You've accepted that inorganic patterns can be thought to experience
and that experience has a leading edge which is known as dynamic
quality. It seems to me that that should settle the issue.
Platt:
> In the context of deciding the
> morality of executing an individual accused of a capital crime, Pirsig
> wrote:
>
> "And beyond that is an even more compelling reason; societies and
> thoughts
> and principles themselves are no more than sets of static patterns.
> These
> patterns can't by themselves perceive or adjust to Dynamic Quality.
> Only a
> living being can do that. The strongest moral argument against capital
> punishment is that it weakens a society's Dynamic capability-its
> capability
> for change and evolution." (Lila, 13)
Steve:
The point Pirsig makes with the above is simply that social and
intellectual patterns cannot exist without biological and inorganic
patterns. Intellectual patterns evolve out of social patterns which
evolve out of biological patterns. New thoughts only happen in the same
way that all other thoughts evolved--on the shoulders of lower level
patterns. Biologically killing a person is not merely the destruction
of a biological pattern but also the destruction of a source of ideas.
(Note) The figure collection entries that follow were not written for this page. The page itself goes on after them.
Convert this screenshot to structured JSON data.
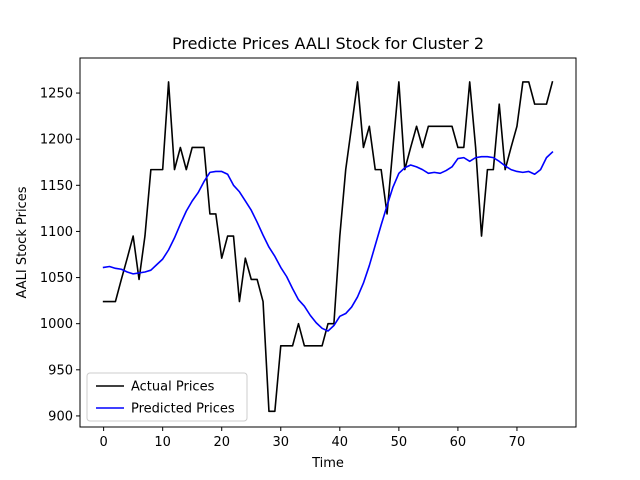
{
  "chart_data": {
    "type": "line",
    "title": "Predicte Prices AALI Stock for Cluster 2",
    "xlabel": "Time",
    "ylabel": "AALI Stock Prices",
    "xlim": [
      -4,
      80
    ],
    "ylim": [
      888,
      1288
    ],
    "xticks": [
      0,
      10,
      20,
      30,
      40,
      50,
      60,
      70
    ],
    "yticks": [
      900,
      950,
      1000,
      1050,
      1100,
      1150,
      1200,
      1250
    ],
    "grid": false,
    "legend_position": "lower-left",
    "x": [
      0,
      1,
      2,
      3,
      4,
      5,
      6,
      7,
      8,
      9,
      10,
      11,
      12,
      13,
      14,
      15,
      16,
      17,
      18,
      19,
      20,
      21,
      22,
      23,
      24,
      25,
      26,
      27,
      28,
      29,
      30,
      31,
      32,
      33,
      34,
      35,
      36,
      37,
      38,
      39,
      40,
      41,
      42,
      43,
      44,
      45,
      46,
      47,
      48,
      49,
      50,
      51,
      52,
      53,
      54,
      55,
      56,
      57,
      58,
      59,
      60,
      61,
      62,
      63,
      64,
      65,
      66,
      67,
      68,
      69,
      70,
      71,
      72,
      73,
      74,
      75,
      76
    ],
    "series": [
      {
        "name": "Actual Prices",
        "color": "#000000",
        "values": [
          1024,
          1024,
          1024,
          1048,
          1071,
          1095,
          1048,
          1095,
          1167,
          1167,
          1167,
          1262,
          1167,
          1191,
          1167,
          1191,
          1191,
          1191,
          1119,
          1119,
          1071,
          1095,
          1095,
          1024,
          1071,
          1048,
          1048,
          1024,
          905,
          905,
          976,
          976,
          976,
          1000,
          976,
          976,
          976,
          976,
          1000,
          1000,
          1095,
          1167,
          1214,
          1262,
          1191,
          1214,
          1167,
          1167,
          1119,
          1191,
          1262,
          1167,
          1191,
          1214,
          1191,
          1214,
          1214,
          1214,
          1214,
          1214,
          1191,
          1191,
          1262,
          1191,
          1095,
          1167,
          1167,
          1238,
          1167,
          1191,
          1214,
          1262,
          1262,
          1238,
          1238,
          1238,
          1262
        ]
      },
      {
        "name": "Predicted Prices",
        "color": "#0000ff",
        "values": [
          1061,
          1062,
          1060,
          1059,
          1056,
          1054,
          1055,
          1056,
          1058,
          1064,
          1070,
          1080,
          1093,
          1108,
          1122,
          1133,
          1142,
          1154,
          1164,
          1165,
          1165,
          1162,
          1150,
          1143,
          1133,
          1123,
          1110,
          1096,
          1083,
          1073,
          1061,
          1051,
          1038,
          1026,
          1019,
          1009,
          1001,
          995,
          992,
          998,
          1008,
          1011,
          1018,
          1029,
          1044,
          1063,
          1085,
          1107,
          1128,
          1148,
          1163,
          1169,
          1172,
          1170,
          1167,
          1163,
          1164,
          1163,
          1166,
          1170,
          1179,
          1180,
          1176,
          1180,
          1181,
          1181,
          1180,
          1176,
          1171,
          1167,
          1165,
          1164,
          1165,
          1162,
          1167,
          1180,
          1186
        ]
      }
    ]
  }
}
But anyway, something about this whole line of discussion seems wrong
to me. We start with experience is Quality and see experience in terms
of dynamic and static aspects of Quality including recognizing
ourselves as an experiencing subject as an idea, an intellectual
pattern that is part of the static aspect of Quality. Then from the
perspective of experiencing subjects we identify other objects like
rocks and classify them as inorganic patterns and ask if they
experience, too. We are no longer in the perspective of radical
empiricism when we ask ourselves what it must be like to be a rock. In
fact, we are about as far removed from that perspective as imaginable.
We are trying to figure out if a rock's experience is also DQ/sq. The
question itself seems to me to be outside the MOQ perspective and may
need to be unasked. Then there is the pragmatic maxim: what are the
consequences of believing that a rock's experience is DQ/sq versus only
sq?
> Platt:
> Those who believe lower level patterns can respond to DQ should offer
> some
> examples that are not simply explained by cause and effect. "But
> Dynamic
> Quality cannot be part of any cause and effect system since all cause
> and
> effect systems are static patterns." (LC, Note 56)
Steve:
But it isn't about our explanations about how the rock behaves, is it?
Aren't we trying to take the perspective of a rock here? What does it
mean to respond to dynamic quality anyway? Is ultimate reality
something we can get closer to or further away from?